{-# OPTIONS --without-K --exact-split #-}
open import TransportLemmas
open import ProductIdentities
open import EquivalenceType
open import HomotopyType

Decidable equality

A type has decidable equality if any two of its elements are equal or different. This would be a particular instance of the Law of Excluded Middle that holds even if we do not assume Excluded Middle.

module DecidableEquality where

decEq
  : ∀ {ℓ : Level} → (A : Type ℓ) → Type ℓ

decEq A = (a b : A) → (a == b) + ¬ (a == b)

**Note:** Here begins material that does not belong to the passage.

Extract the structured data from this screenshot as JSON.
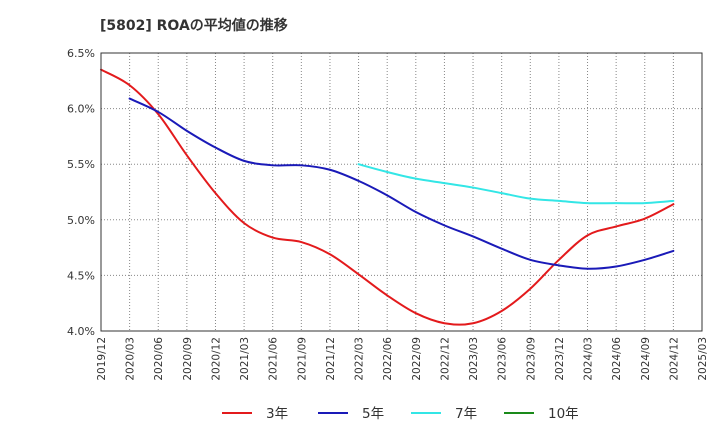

and a more convenient name for this:

_is-decidable
  : ∀ {ℓ : Level} → (A : Type ℓ) → Type ℓ
A is-decidable = decEq A

The product of types with decidable equality is a type with decidable equality.

decEqProd
  : ∀ {ℓ : Level} {A B : Type ℓ}
  → decEq A → decEq B
  -------------------
  → decEq (A × B)

decEqProd da db (a1 , b1) (a2 , b2)
 with (da a1 a2) | (db b1 b2)
... | inl aeq | inl beq = inl (prodByComponents (aeq , beq))
... | inl _   | inr bnq = inr λ b → bnq (ap π₂ b)
... | inr anq | _       = inr λ b → anq (ap π₁ b)

This surely can be extend to other types.